Servicing advice for 2013toyotawish temperaturesensors:
- Inspection: At regular services (e.g., every 10,000–15,000 kilometres), scan live data cold and hot. ECT at cold start should match ambient, watch for jumpy or implausible readings.
- Cooling system care: Fresh Toyota Super Long Life Coolant and a healthy radiator cap help the ECT report accurately. Never open the cap when hot.
- Electrical checks: Look for green corrosion, brittle plugs, or rubbed wiring near the water outlet, front bumper (ambient sensor), and MAF/IAT.
- HVAC performance: A blocked cabin filter upsets cabin sensor readings. Replace the filter on schedule so the in‑car thermistor gets proper airflow.

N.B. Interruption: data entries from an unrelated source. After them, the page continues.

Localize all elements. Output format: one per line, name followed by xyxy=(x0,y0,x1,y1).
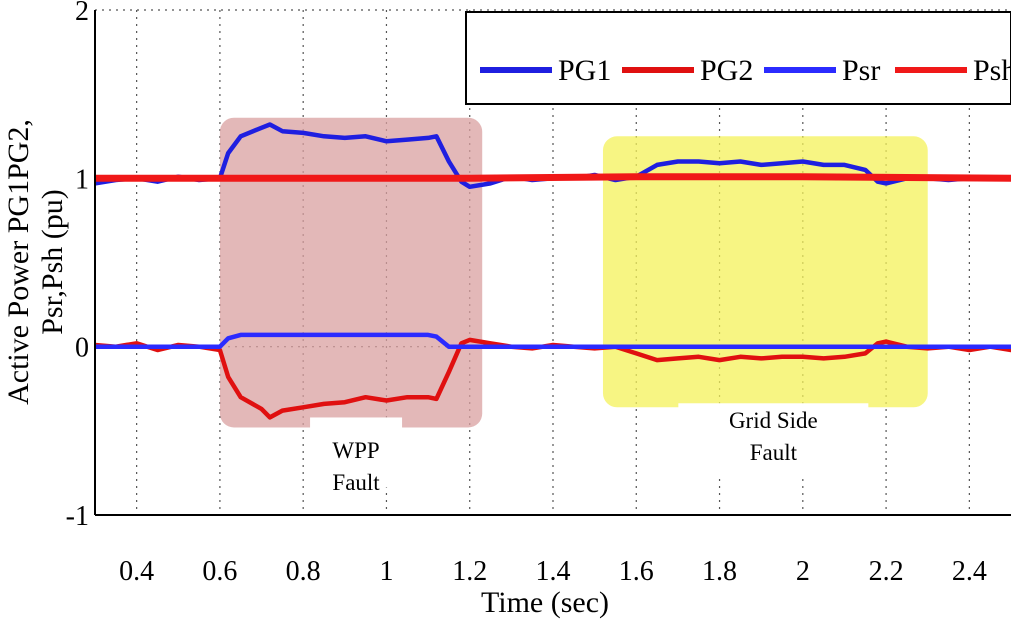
x-tick-label: 1.6 xyxy=(619,556,654,587)
x-tick-label: 0.4 xyxy=(119,556,154,587)
series-line-psh xyxy=(95,173,1011,182)
series-line-psr xyxy=(95,332,1011,349)
x-tick-label: 0.6 xyxy=(202,556,237,587)
grid-side-label-bg xyxy=(678,403,869,476)
y-tick-label: 2 xyxy=(75,0,89,27)
y-axis-label: Active Power PG1PG2, xyxy=(2,119,35,405)
x-tick-label: 0.8 xyxy=(286,556,321,587)
fault-region-0 xyxy=(219,117,483,428)
x-tick-label: 2 xyxy=(796,556,810,587)
wpp-fault-label: Fault xyxy=(332,470,380,495)
wpp-fault-label: WPP xyxy=(332,438,379,463)
x-tick-label: 1.4 xyxy=(536,556,571,587)
x-tick-label: 2.2 xyxy=(869,556,904,587)
legend-label-pg1: PG1 xyxy=(558,54,611,87)
wpp-label-bg xyxy=(310,417,403,488)
x-axis-label: Time (sec) xyxy=(481,586,609,619)
legend-box xyxy=(465,11,1011,105)
legend-label-psh: Psh xyxy=(973,54,1011,87)
y-tick-label: 0 xyxy=(75,333,89,364)
x-tick-label: 1 xyxy=(379,556,393,587)
legend-label-pg2: PG2 xyxy=(700,54,753,87)
legend-label-psr: Psr xyxy=(842,54,880,87)
grid-side-fault-label: Fault xyxy=(750,440,798,465)
y-axis-label: Psr,Psh (pu) xyxy=(36,189,69,335)
x-tick-label: 1.2 xyxy=(452,556,487,587)
x-tick-label: 1.8 xyxy=(702,556,737,587)
y-tick-label: -1 xyxy=(66,501,89,532)
grid-side-fault-label: Grid Side xyxy=(729,408,818,433)
x-tick-label: 2.4 xyxy=(952,556,987,587)
y-tick-label: 1 xyxy=(75,164,89,195)
fault-region-1 xyxy=(602,136,928,408)
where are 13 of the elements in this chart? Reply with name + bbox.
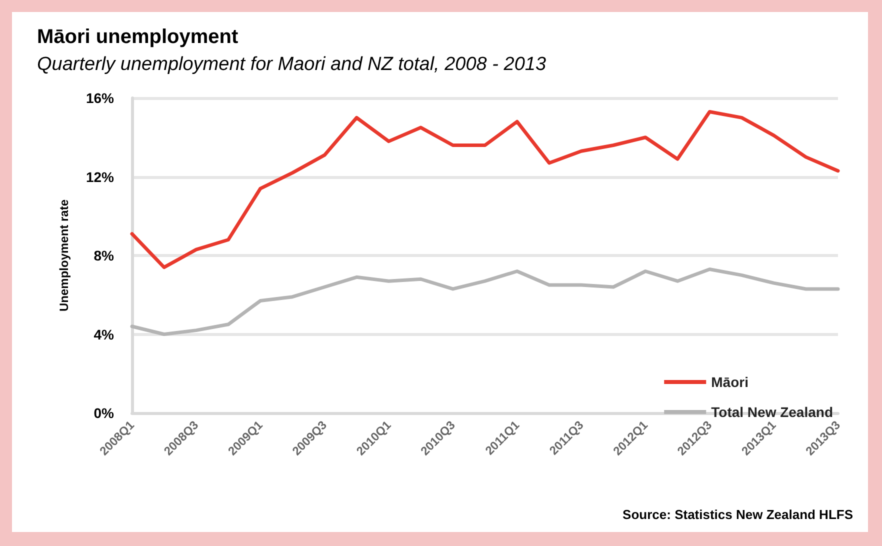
legend-label: Total New Zealand (711, 404, 834, 420)
line-series (130, 268, 840, 336)
chart-subtitle: Quarterly unemployment for Maori and NZ total, 2008 - 2013 (37, 54, 546, 75)
y-tick-label: 8% (94, 248, 115, 264)
y-tick-label: 0% (94, 405, 115, 421)
legend-label: Māori (711, 374, 748, 390)
y-tick-label: 4% (94, 326, 115, 342)
y-axis-title: Unemployment rate (57, 199, 71, 312)
line-series (130, 110, 840, 270)
source-note: Source: Statistics New Zealand HLFS (622, 507, 854, 522)
y-tick-label: 12% (86, 168, 115, 185)
y-tick-label: 16% (86, 90, 115, 106)
chart-title: Māori unemployment (37, 26, 238, 48)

- Replacement tips: Let the engine cool, drain coolant below the ECT, disconnect the connector, swap the sensor with a new sealing washer/O‑ring, and tighten to the spec in the Toyota Repair Manual. Refill/bleed coolant, clear any DTCs, and verify with a scan tool.
- Use quality parts: Genuine or reputable OEM‑equivalent sensors keep the ECU happy and prevent niggly drivability issues.
Common signs a temperaturesensors is on the way out include hard cold starts, high idle, poor fuel economy, radiator fans running all the time, weak A/C, outside temp readings way off, or CVT limp‑home behaviour. Toyota diagnostic references list codes like P0115–P0119 (ECT), P0112/P0113 (IAT), P0072/P0073 (ambient), and P0711 (trans temp) to help pinpoint the culprit.
Q: Where is the engine coolant temperaturesensors on a 2013 Toyota Wish?
A: On the 1.8L/2.0L ZR‑series engines, the ECT sensor is threaded into the water outlet/thermostat housing on the engine. It has a two‑pin plug and is accessible from the top with basic hand tools. Exact orientation can vary slightly by engine and market trim, so always cross‑check with the Toyota Repair Manual or an annotated parts diagram for the ZGE2# Wish.
Q: What are the tell‑tale signs a temperaturesensors has failed on a 2013 Wish?
A: Look for hard starts when cold, lumpy idle, rich smell, poor fuel economy, cooling fans running when the engine is cold, A/C that can’t hold the set temp, or an outside temp reading that’s obviously wrong. A scan tool showing implausible temperature data or DTCs like P0118 or P0073 usually seals the diagnosis.
Q: Do new temperaturesensors need programming on a 2013 Toyota Wish?
A: No coding is normally required. Fit the new sensor, clear any fault codes, and perform a proper warm‑up. The ECU will use the new readings straight away. For the CVT, follow the factory procedure for fluid temperature when checking level, but the temp sensor itself does not need calibration.